There is also the matter of Afghanistan's coming elections, already postponed once. Some experts believe the polls might solve America's "Karzai problem". "Karzai will either improve his performance or he will be ex-president Karzai. That is the wonderful thing about elections," said Nagl.
Diplomats in European capitals fret about a weakened, re-elected Karazi with no real mandate. Sultan Ahmad Bahin, an Afghan government spokesman, said that Holbrooke had reassured the Afghan government of continuing American co-operation and of the new focus that Obama will bring.
Few locals showed much interest in the visit. "He's going to do what for us? These people just go backwards and forwards for nothing," said Karim, 34, a shopkeeper. "The Taliban have been killing us for seven years now."
For Bashir, a Kabul taxi driver, the Americans would leave. "The Soviets couldn't stay in our country. How can the Americans stay?" he asked.
A preoccupation for Obama and the Europeans is domestic public support for the war in Afghanistan. White House strategists believe it will hold up much better than the conflict in Iraq. "The polling has been very supportive. Iraq was a phony war but al-Qaida really is in Afghanistan and Pakistan," said Cohen.
That makes the job of persuading Americans that the war needs to be fought much easier.
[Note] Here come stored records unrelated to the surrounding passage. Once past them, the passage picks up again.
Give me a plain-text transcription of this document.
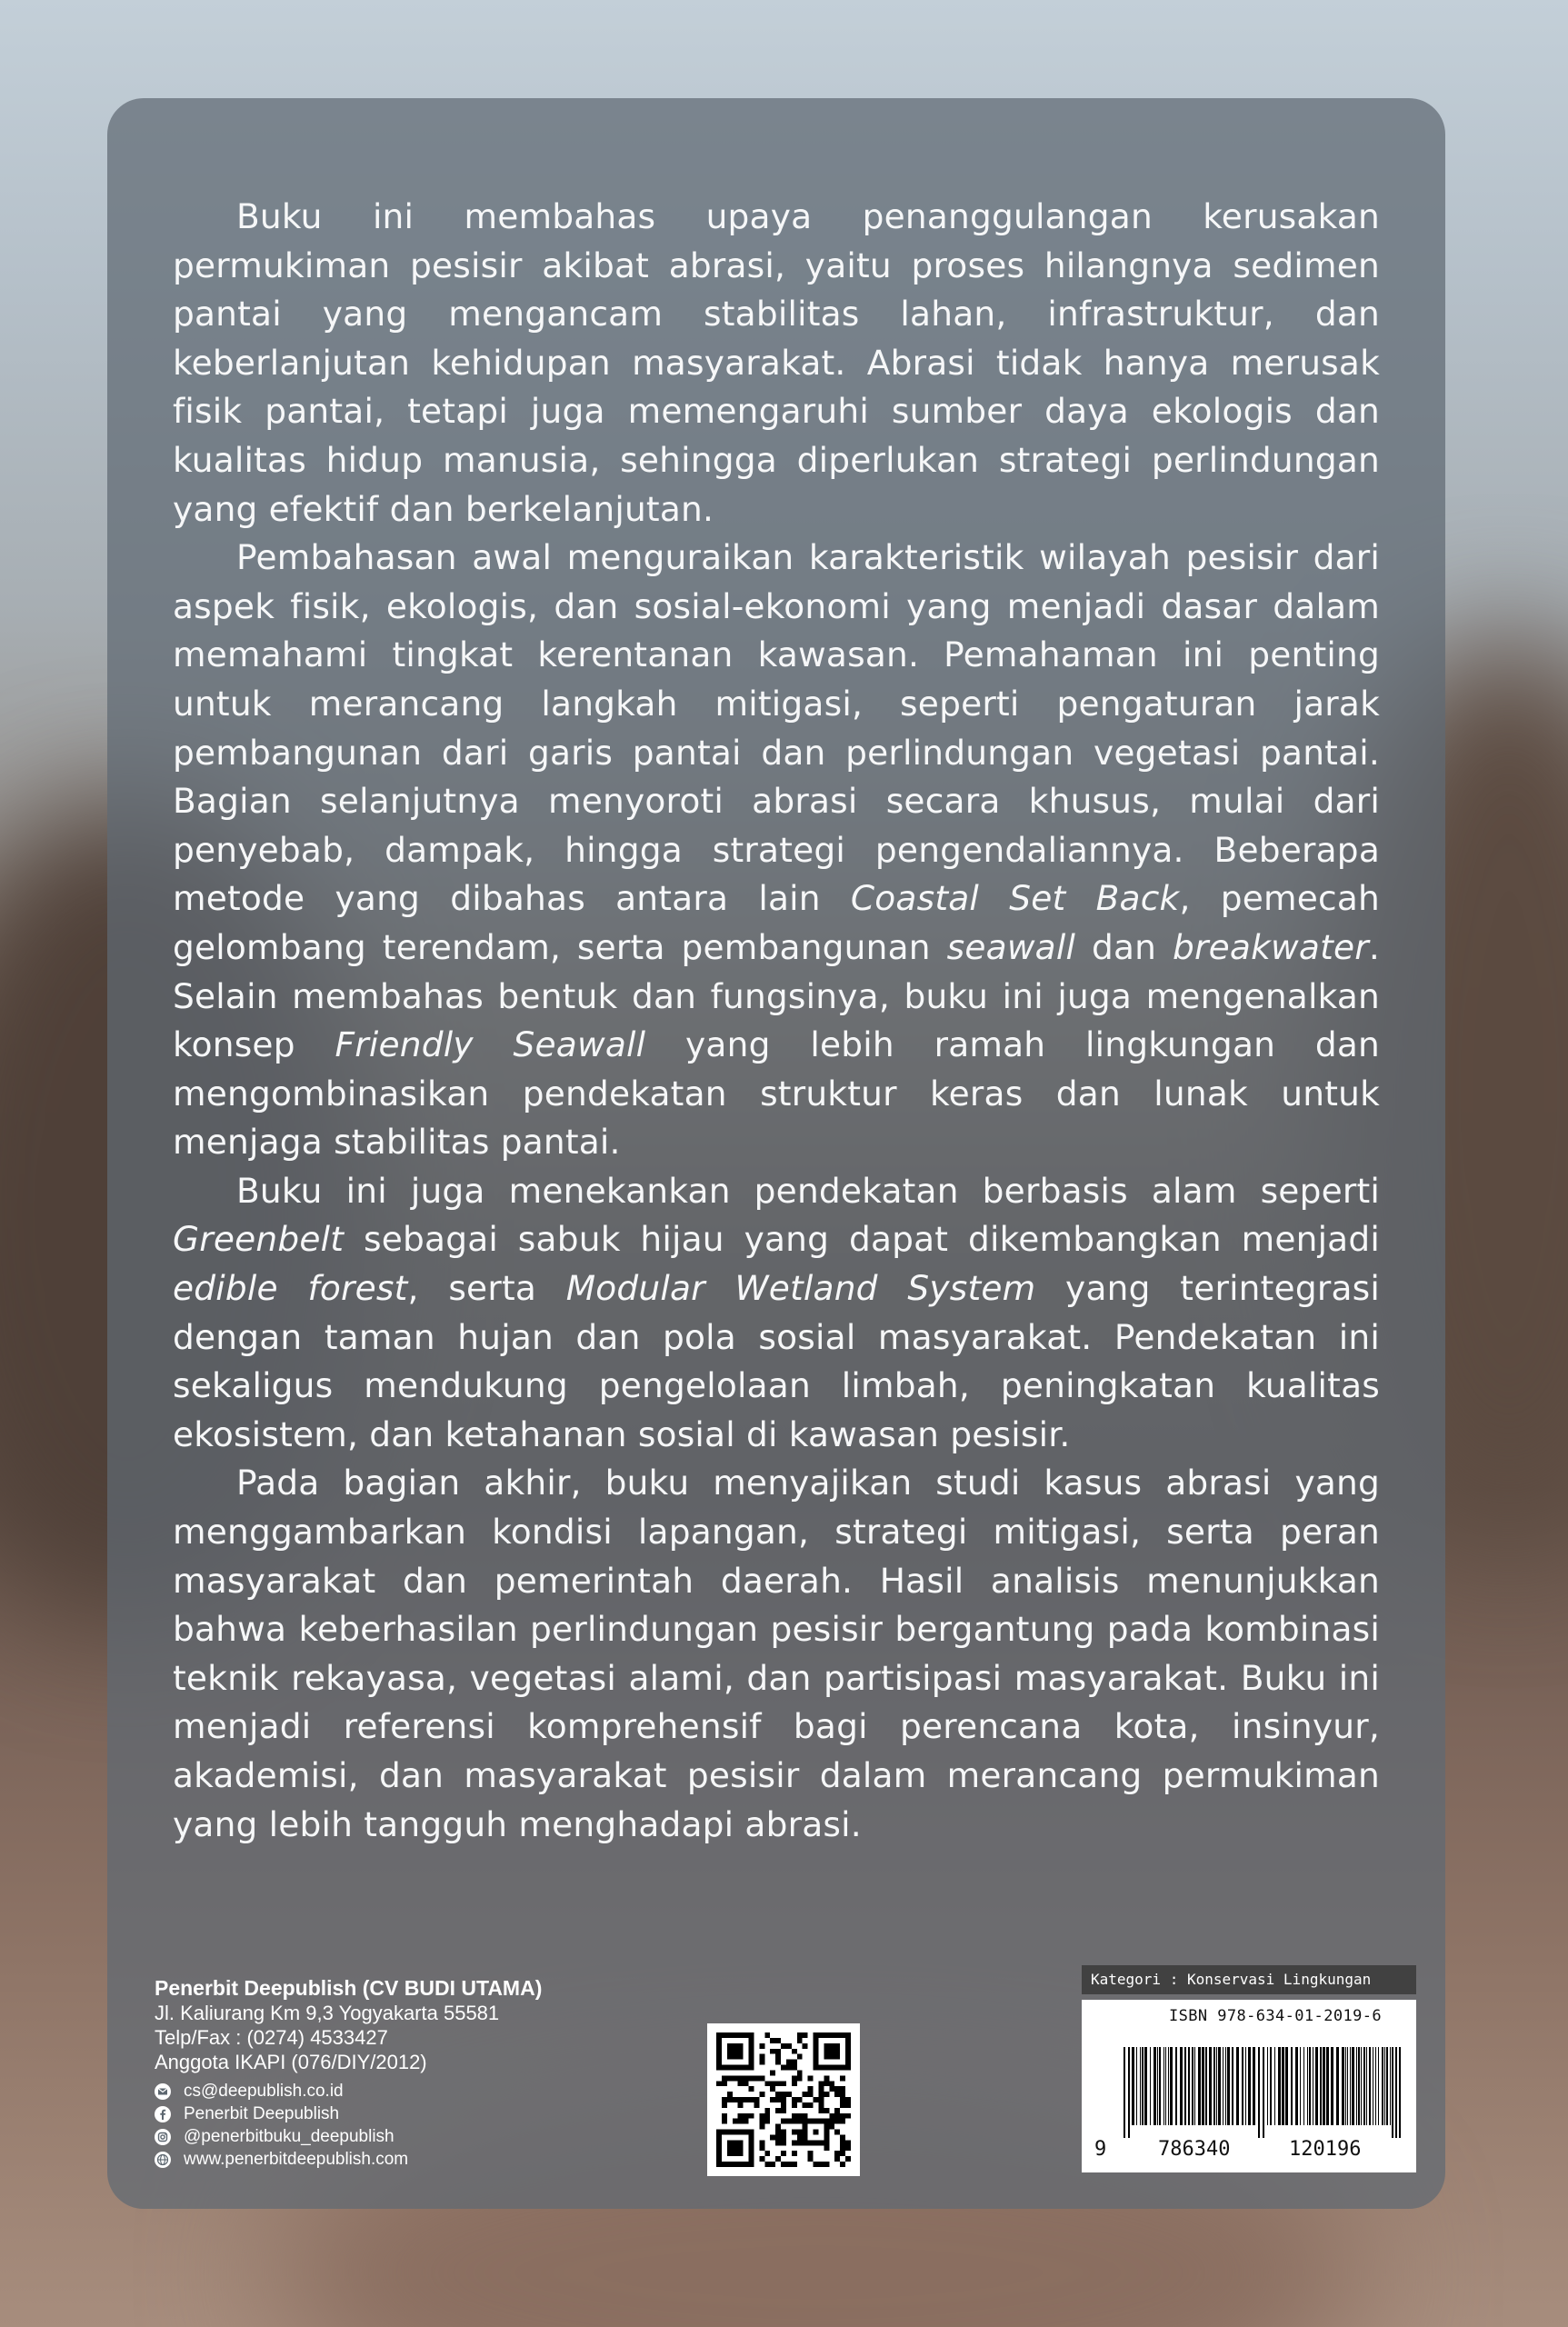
Buku ini membahas upaya penanggulangan kerusakan permukiman pesisir akibat abrasi, yaitu proses hilangnya sedimen pantai yang mengancam stabilitas lahan, infrastruktur, dan keberlanjutan kehidupan masyarakat. Abrasi tidak hanya merusak fisik pantai, tetapi juga memengaruhi sumber daya ekologis dan kualitas hidup manusia, sehingga diperlukan strategi perlindungan yang efektif dan berkelanjutan.

Pembahasan awal menguraikan karakteristik wilayah pesisir dari aspek fisik, ekologis, dan sosial-ekonomi yang menjadi dasar dalam memahami tingkat kerentanan kawasan. Pemahaman ini penting untuk merancang langkah mitigasi, seperti pengaturan jarak pembangunan dari garis pantai dan perlindungan vegetasi pantai. Bagian selanjutnya menyoroti abrasi secara khusus, mulai dari penyebab, dampak, hingga strategi pengendaliannya. Beberapa metode yang dibahas antara lain Coastal Set Back, pemecah gelombang terendam, serta pembangunan seawall dan breakwater. Selain membahas bentuk dan fungsinya, buku ini juga mengenalkan konsep Friendly Seawall yang lebih ramah lingkungan dan mengombinasikan pendekatan struktur keras dan lunak untuk menjaga stabilitas pantai.

Buku ini juga menekankan pendekatan berbasis alam seperti Greenbelt sebagai sabuk hijau yang dapat dikembangkan menjadi edible forest, serta Modular Wetland System yang terintegrasi dengan taman hujan dan pola sosial masyarakat. Pendekatan ini sekaligus mendukung pengelolaan limbah, peningkatan kualitas ekosistem, dan ketahanan sosial di kawasan pesisir.

Pada bagian akhir, buku menyajikan studi kasus abrasi yang menggambarkan kondisi lapangan, strategi mitigasi, serta peran masyarakat dan pemerintah daerah. Hasil analisis menunjukkan bahwa keberhasilan perlindungan pesisir bergantung pada kombinasi teknik rekayasa, vegetasi alami, dan partisipasi masyarakat. Buku ini menjadi referensi komprehensif bagi perencana kota, insinyur, akademisi, dan masyarakat pesisir dalam merancang permukiman yang lebih tangguh menghadapi abrasi.

Penerbit Deepublish (CV BUDI UTAMA)
Jl. Kaliurang Km 9,3 Yogyakarta 55581
Telp/Fax : (0274) 4533427
Anggota IKAPI (076/DIY/2012)
cs@deepublish.co.id
Penerbit Deepublish
@penerbitbuku_deepublish
www.penerbitdeepublish.com
Kategori : Konservasi Lingkungan
ISBN 978-634-01-2019-6
9	786340	120196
It is not hard to point out the genuine threats of a region where there are thousands of Islamic militants, nuclear weapons and where the 9/11 plot was hatched. "The main task will be to persuade the allies, especially the Europeans," said Cohen.
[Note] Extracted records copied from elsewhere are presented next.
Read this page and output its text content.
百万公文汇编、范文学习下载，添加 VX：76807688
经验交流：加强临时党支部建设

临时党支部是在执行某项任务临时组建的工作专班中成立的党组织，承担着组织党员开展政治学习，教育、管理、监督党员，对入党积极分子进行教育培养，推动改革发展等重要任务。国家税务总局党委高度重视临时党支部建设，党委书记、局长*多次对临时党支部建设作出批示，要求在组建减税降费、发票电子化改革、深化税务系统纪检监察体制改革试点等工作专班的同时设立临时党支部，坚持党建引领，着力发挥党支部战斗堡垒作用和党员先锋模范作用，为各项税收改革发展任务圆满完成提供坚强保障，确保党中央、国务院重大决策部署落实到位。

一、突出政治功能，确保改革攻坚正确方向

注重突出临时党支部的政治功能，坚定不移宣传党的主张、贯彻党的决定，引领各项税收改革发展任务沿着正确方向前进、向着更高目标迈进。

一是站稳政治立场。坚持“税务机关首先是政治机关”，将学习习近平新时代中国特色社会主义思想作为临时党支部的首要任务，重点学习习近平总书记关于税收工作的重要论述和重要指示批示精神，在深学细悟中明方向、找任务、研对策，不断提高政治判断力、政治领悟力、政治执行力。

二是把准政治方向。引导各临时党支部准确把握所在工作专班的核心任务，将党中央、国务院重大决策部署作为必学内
Finally on to New Delhi, where Holbrooke will step into a diplomatic atmosphere poisoned by November's Mumbai terrorist attacks. India holds Pakistan responsible for the three-day siege which left 179 people dead and many more injured. Relations with Islamabad are at their lowest ebb since the two nuclear-armed neighbours nearly went to war over Kashmir in 2001 and 2002.
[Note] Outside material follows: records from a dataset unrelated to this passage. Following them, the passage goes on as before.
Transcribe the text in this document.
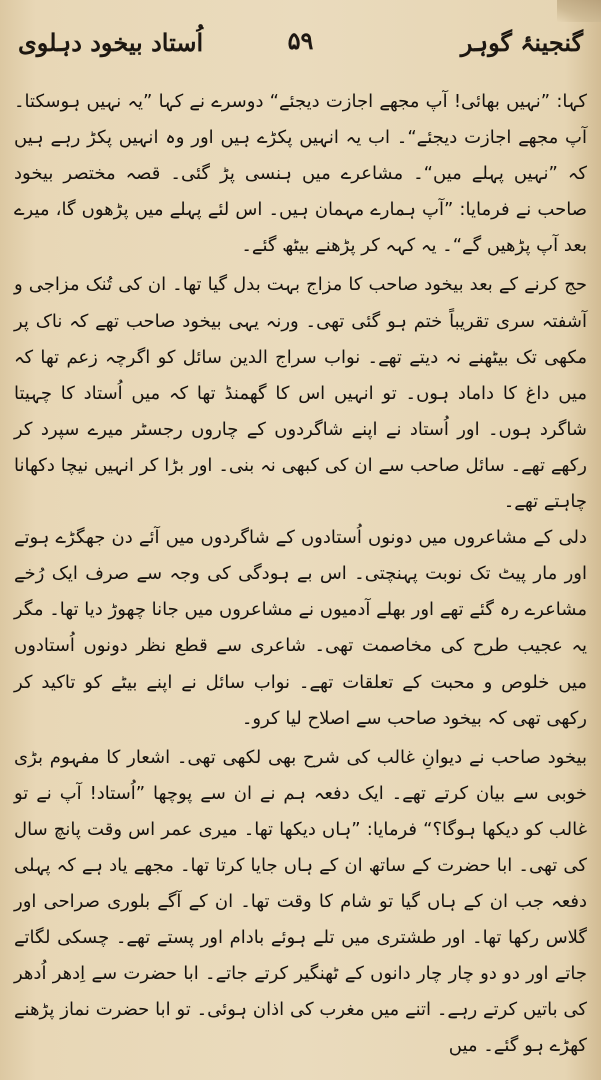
گنجینۂ گوہر
۵۹
اُستاد بیخود دہلوی

کہا: ”نہیں بھائی! آپ مجھے اجازت دیجئے“ دوسرے نے کہا ”یہ نہیں ہوسکتا۔ آپ مجھے اجازت دیجئے“۔ اب یہ انہیں پکڑے ہیں اور وہ انہیں پکڑ رہے ہیں کہ ”نہیں پہلے میں“۔ مشاعرے میں ہنسی پڑ گئی۔ قصہ مختصر بیخود صاحب نے فرمایا: ”آپ ہمارے مہمان ہیں۔ اس لئے پہلے میں پڑھوں گا، میرے بعد آپ پڑھیں گے“۔ یہ کہہ کر پڑھنے بیٹھ گئے۔

حج کرنے کے بعد بیخود صاحب کا مزاج بہت بدل گیا تھا۔ ان کی تُنک مزاجی و آشفتہ سری تقریباً ختم ہو گئی تھی۔ ورنہ یہی بیخود صاحب تھے کہ ناک پر مکھی تک بیٹھنے نہ دیتے تھے۔ نواب سراج الدین سائل کو اگرچہ زعم تھا کہ میں داغ کا داماد ہوں۔ تو انہیں اس کا گھمنڈ تھا کہ میں اُستاد کا چہیتا شاگرد ہوں۔ اور اُستاد نے اپنے شاگردوں کے چاروں رجسٹر میرے سپرد کر رکھے تھے۔ سائل صاحب سے ان کی کبھی نہ بنی۔ اور بڑا کر انہیں نیچا دکھانا چاہتے تھے۔

دلی کے مشاعروں میں دونوں اُستادوں کے شاگردوں میں آئے دن جھگڑے ہوتے اور مار پیٹ تک نوبت پہنچتی۔ اس بے ہودگی کی وجہ سے صرف ایک رُخے مشاعرے رہ گئے تھے اور بھلے آدمیوں نے مشاعروں میں جانا چھوڑ دیا تھا۔ مگر یہ عجیب طرح کی مخاصمت تھی۔ شاعری سے قطع نظر دونوں اُستادوں میں خلوص و محبت کے تعلقات تھے۔ نواب سائل نے اپنے بیٹے کو تاکید کر رکھی تھی کہ بیخود صاحب سے اصلاح لیا کرو۔

بیخود صاحب نے دیوانِ غالب کی شرح بھی لکھی تھی۔ اشعار کا مفہوم بڑی خوبی سے بیان کرتے تھے۔ ایک دفعہ ہم نے ان سے پوچھا ”اُستاد! آپ نے تو غالب کو دیکھا ہوگا؟“ فرمایا: ”ہاں دیکھا تھا۔ میری عمر اس وقت پانچ سال کی تھی۔ ابا حضرت کے ساتھ ان کے ہاں جایا کرتا تھا۔ مجھے یاد ہے کہ پہلی دفعہ جب ان کے ہاں گیا تو شام کا وقت تھا۔ ان کے آگے بلوری صراحی اور گلاس رکھا تھا۔ اور طشتری میں تلے ہوئے بادام اور پستے تھے۔ چسکی لگاتے جاتے اور دو دو چار چار دانوں کے ٹھنگیر کرتے جاتے۔ ابا حضرت سے اِدھر اُدھر کی باتیں کرتے رہے۔ اتنے میں مغرب کی اذان ہوئی۔ تو ابا حضرت نماز پڑھنے کھڑے ہو گئے۔ میں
Bajpaee, the analyst, argues that Holbrooke's best hope is to convince India to take a step back in Afghanistan to calm Pakistani concerns. Delhi may just be happy to let the US turn the screws on Islamabad. The Indians say they intend simply to "listen" to Holbrooke. The envoy too is going to be listening. The encounter may be much quieter than "the bulldozer" likes.
Divided Pashtun Nation
Which nation with homogenous ethnic make-up, a common language, religion and values is not a nation? The answer: Pashtunistan.
The Pashtuns, of whom there are now an estimated 40 million spread from south-western Afghanistan through to central Pakistan, (plus communities in cities such as Karachi and abroad in the UK), were divided on lines drawn by Sir Mortimer Durand in 1893, when he separated the British Indian Raj and the Kingdom of Afghanistan.
Throughout the 19th century the Pashtun tribes fought ferociously, following their honour code of revenge. In Afghanistan, they dominated the emerging state.
But it was not all war. Pashtun culture, particularly poetry and a famous love of flowers, also flourished.
In the post-colonial era, an educated elite campaigned for a nation state but with little popular support. In the past decade, Pashtun identity has fused with more global, radical Islamic strands. Experts, however, warn against branding current violence a 'Pashtun insurgency'.
The Pashtun world
• The world population of Pashtuns is estimated at 42 million, and they make up the majority of the population of modern-day Afghanistan.
• Pashtun tradition asserts they are descended from Afghana, grandson of King Saul of Israel, though most scholars believe it more likely they arose from an intermingling of ancient Aryans from the north or west with subsequent invaders.
• Pashtuns are predominantly Sunni Muslim.
• The largest population of Pashtuns is said to be in the Pakistani city of Karachi.
• Pashtun culture rests on "Pashtunwali", a legal and moral code that determines social order and responsibilities based on values such as honour (namuz), solidarity (nang), hospitality, mutual support, shame and revenge.